Странный был у него акцент, то есть не акцент даже, а какая-то особица речи, чрезмерная правильность, как бывает у tv-дикторов или у тех, кто преподает русский иностранцам.
— Ты сам-то здешний будешь?
Я начал объяснять, что провожу обычно в Израиле два-три зимних месяца, особенно тягостных в погодном смысле у меня на родине, но тут он меня перебил:
— Так ты в России живешь?
— Да.
— А где? Сто лет я там не был.
Глядя на его черты, я мог предположить, что это даже и не гипербола.

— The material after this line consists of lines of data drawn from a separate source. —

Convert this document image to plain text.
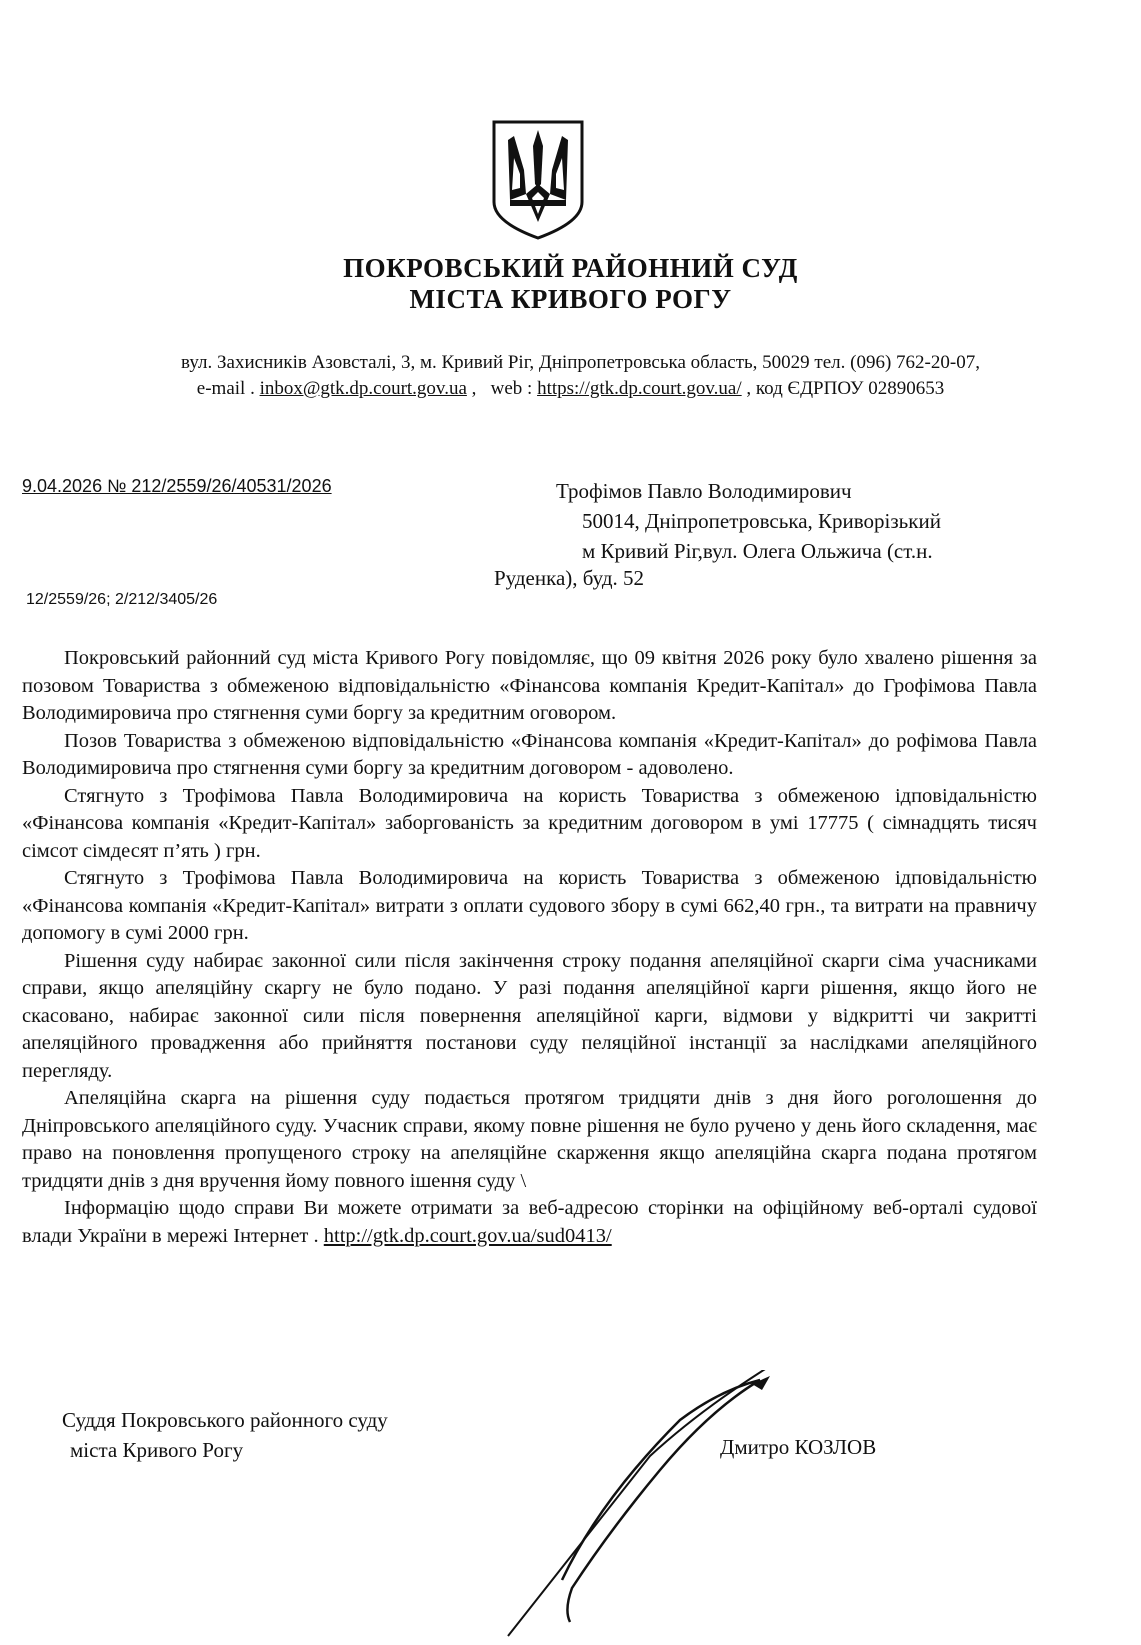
ПОКРОВСЬКИЙ РАЙОННИЙ СУД
МІСТА КРИВОГО РОГУ
вул. Захисників Азовсталі, 3, м. Кривий Ріг, Дніпропетровська область, 50029 тел. (096) 762-20-07,
e-mail . inbox@gtk.dp.court.gov.ua ,   web : https://gtk.dp.court.gov.ua/ , код ЄДРПОУ 02890653
9.04.2026 № 212/2559/26/40531/2026
12/2559/26; 2/212/3405/26
Трофімов Павло Володимирович
50014, Дніпропетровська, Криворізький
м Кривий Ріг,вул. Олега Ольжича (ст.н.
Руденка), буд. 52

Покровський районний суд міста Кривого Рогу повідомляє, що 09 квітня 2026 року було хвалено рішення за позовом Товариства з обмеженою відповідальністю «Фінансова компанія Кредит-Капітал» до Грофімова Павла Володимировича про стягнення суми боргу за кредитним оговором.

Позов Товариства з обмеженою відповідальністю «Фінансова компанія «Кредит-Капітал» до рофімова Павла Володимировича про стягнення суми боргу за кредитним договором - адоволено.

Стягнуто з Трофімова Павла Володимировича на користь Товариства з обмеженою ідповідальністю «Фінансова компанія «Кредит-Капітал» заборгованість за кредитним договором в умі 17775 ( сімнадцять тисяч сімсот сімдесят п’ять ) грн.

Стягнуто з Трофімова Павла Володимировича на користь Товариства з обмеженою ідповідальністю «Фінансова компанія «Кредит-Капітал» витрати з оплати судового збору в сумі 662,40 грн., та витрати на правничу допомогу в сумі 2000 грн.

Рішення суду набирає законної сили після закінчення строку подання апеляційної скарги сіма учасниками справи, якщо апеляційну скаргу не було подано. У разі подання апеляційної карги рішення, якщо його не скасовано, набирає законної сили після повернення апеляційної карги, відмови у відкритті чи закритті апеляційного провадження або прийняття постанови суду пеляційної інстанції за наслідками апеляційного перегляду.

Апеляційна скарга на рішення суду подається протягом тридцяти днів з дня його роголошення до Дніпровського апеляційного суду. Учасник справи, якому повне рішення не було ручено у день його складення, має право на поновлення пропущеного строку на апеляційне скарження якщо апеляційна скарга подана протягом тридцяти днів з дня вручення йому повного ішення суду \

Інформацію щодо справи Ви можете отримати за веб-адресою сторінки на офіційному веб-орталі судової влади України в мережі Інтернет . http://gtk.dp.court.gov.ua/sud0413/

Суддя Покровського районного суду
міста Кривого Рогу	Дмитро КОЗЛОВ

Одет он, между прочим, тоже был как-то странно: что-то вроде монашеской рясы греческого покроя, но коротковатой, так что из-под нее торчали вполне мирские брюки и ботинки. Я отвечал, не вдаваясь в подробности.
— Ах, в Москве! — Он даже всплеснул руками от изумления и восторга. — Так стало быть наверняка знаешь Феодула Ивановича!
— Какого Феодула Ивановича?
— Да Непряхина же! — Он явно умилялся моей недогадливостью.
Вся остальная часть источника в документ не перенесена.